Isn't it supposed to be MCl4 since the answer is 3.9 , how is it MCl3 ?

It seems like you're discussing a chemical compound denoted as "MCl4" versus "MCl3" in the context of a calculation or a result of 3.9. To provide a more accurate answer, I'd need additional context regarding what the "M" represents, the nature of the calculation, and what "3.9" refers to (e.g., a molarity, a mass, an equilibrium constant, etc.).

In general terms:

• MCl3 implies that metal M forms a trivalent (3+) ion and combines with three chloride ions.
• MCl4 implies that metal M forms a quadrivalent (4+) ion and combines with four chloride ions.

The correct compound can depend on the oxidation state of the metal and its ability to form complexes with chloride ions. Additionally, different stoichiometries can yield different numerical answers in chemical calculations.

If you can provide more details about the chemical system or the specific question you're referring to, I can help clarify the distinction and confirm the correct formula based on the evidence provided.

I worked it like this:

M Cl
6 23.66
_____ _______
35.5. 35.5

=1. =3.9

Thank you for providing the calculation. Let's break down what you have shared.

From your calculation, it looks like you're trying to determine the molar ratio of metal (M) to chlorine (Cl) in a compound using mass percentages or similar values.

In the values you posted:

• \( M \) = 6 (presumably the mass of the metal)
• \( Cl \) = 23.66 (presumably the mass of chlorine)

You used these values and divided them by their respective molar masses (which is 35.5 g/mol for manganese and 23.66 g/mol for Cl, assuming that's what you're using).

From your division, you found:

• For M: \( \frac{6}{35.5} \approx 0.169 \)
• For Cl: \( \frac{23.66}{35.5} \approx 0.67 \)

It seems you're using the ratio of these values to eliminate units by finding a relationship. However, depending on how you've approached the ratios, the final result may lead you to MCl3 or MCl4, depending on the stoichiometric coefficients you derive from your calculation.

Given that you have reached a value of 3.9 through a calculation involving molar masses, it is important to compare the amounts of \[M\] and \[Cl\] in terms of moles to arrive at a conclusion about the stoichiometry of your compound.

Make sure you’re confirming the molar masses you’re using and double-check if you have used mass percentages or actual masses.
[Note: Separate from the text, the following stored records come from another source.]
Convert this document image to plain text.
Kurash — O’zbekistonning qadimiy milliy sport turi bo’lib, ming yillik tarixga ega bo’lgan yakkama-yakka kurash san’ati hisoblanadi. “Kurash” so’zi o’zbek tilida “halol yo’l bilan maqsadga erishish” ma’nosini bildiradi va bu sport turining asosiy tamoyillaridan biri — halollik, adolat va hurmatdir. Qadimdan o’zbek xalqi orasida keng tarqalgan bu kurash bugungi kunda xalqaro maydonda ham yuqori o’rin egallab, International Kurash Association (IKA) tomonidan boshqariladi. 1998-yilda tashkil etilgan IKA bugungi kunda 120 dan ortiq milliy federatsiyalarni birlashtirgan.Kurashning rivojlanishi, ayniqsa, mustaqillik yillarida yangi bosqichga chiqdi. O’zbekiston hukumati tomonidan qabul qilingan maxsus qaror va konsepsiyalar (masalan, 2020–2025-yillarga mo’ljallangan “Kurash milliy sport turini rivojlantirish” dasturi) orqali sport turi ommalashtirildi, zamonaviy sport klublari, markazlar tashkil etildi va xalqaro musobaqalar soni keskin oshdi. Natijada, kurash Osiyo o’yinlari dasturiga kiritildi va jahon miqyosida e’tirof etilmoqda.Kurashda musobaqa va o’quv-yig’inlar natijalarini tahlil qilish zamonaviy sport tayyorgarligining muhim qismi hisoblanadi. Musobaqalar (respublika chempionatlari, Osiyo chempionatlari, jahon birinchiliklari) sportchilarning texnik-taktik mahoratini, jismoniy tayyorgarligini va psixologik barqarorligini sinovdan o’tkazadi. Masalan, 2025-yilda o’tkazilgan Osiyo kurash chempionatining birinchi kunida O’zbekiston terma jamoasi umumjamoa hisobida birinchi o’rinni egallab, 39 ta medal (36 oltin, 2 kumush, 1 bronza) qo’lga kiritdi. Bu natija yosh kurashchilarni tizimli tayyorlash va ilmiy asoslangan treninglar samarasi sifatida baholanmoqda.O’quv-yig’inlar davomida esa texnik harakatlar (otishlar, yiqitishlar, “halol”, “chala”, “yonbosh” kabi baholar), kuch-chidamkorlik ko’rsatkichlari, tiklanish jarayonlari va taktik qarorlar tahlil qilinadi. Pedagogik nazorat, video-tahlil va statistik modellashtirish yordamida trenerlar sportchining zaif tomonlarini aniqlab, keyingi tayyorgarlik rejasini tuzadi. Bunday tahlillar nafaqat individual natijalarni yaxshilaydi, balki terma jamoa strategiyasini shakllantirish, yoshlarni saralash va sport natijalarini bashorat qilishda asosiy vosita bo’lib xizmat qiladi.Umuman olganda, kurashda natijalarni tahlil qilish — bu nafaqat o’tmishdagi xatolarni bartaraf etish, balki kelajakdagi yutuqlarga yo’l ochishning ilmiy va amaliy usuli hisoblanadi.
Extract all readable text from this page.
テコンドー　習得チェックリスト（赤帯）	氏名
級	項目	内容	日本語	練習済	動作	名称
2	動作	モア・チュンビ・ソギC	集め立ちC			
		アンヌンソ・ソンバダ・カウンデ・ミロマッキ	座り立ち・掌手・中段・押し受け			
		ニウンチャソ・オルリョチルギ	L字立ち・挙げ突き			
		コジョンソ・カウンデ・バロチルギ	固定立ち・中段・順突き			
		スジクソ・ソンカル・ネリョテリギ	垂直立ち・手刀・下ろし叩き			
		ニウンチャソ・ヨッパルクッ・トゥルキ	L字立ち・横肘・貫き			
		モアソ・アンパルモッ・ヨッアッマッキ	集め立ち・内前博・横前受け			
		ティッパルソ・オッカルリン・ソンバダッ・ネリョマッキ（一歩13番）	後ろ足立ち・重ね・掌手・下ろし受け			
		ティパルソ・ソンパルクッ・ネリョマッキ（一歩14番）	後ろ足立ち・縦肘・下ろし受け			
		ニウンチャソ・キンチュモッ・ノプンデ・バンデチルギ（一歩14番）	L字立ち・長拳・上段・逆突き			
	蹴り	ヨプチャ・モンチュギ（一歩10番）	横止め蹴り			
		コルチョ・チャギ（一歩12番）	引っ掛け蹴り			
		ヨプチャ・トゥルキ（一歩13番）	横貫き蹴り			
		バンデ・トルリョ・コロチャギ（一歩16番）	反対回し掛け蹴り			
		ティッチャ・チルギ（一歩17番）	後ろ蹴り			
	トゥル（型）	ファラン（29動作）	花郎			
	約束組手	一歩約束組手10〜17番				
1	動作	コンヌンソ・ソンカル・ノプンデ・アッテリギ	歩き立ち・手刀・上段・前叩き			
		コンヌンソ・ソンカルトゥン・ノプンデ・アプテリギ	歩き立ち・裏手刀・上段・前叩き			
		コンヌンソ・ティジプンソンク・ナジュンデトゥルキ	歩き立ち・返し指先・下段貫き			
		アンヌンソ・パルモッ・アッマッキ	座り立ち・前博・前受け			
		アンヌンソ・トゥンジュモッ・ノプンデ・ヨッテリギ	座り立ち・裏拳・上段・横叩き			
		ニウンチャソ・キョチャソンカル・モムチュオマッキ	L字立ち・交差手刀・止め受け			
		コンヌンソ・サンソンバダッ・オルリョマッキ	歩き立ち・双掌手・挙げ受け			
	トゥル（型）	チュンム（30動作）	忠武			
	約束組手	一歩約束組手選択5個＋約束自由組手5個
If MCl3 corresponds to a ratio of 1:3 (M:Cl), and MCl4 corresponds to a ratio of 1:4, the calculated number of moles based on your data should help clarify which compound is correct.

Finally, if you concluded with the formula MCl3 based on a 3.9 factor, it suggests that for every 1 atom of M, there are about 3.9 atoms of Cl. To help, could you clarify what the actual masses or percentages used in your calculations represent? This would help ensure that any confusion about the stoichiometry can be resolved correctly.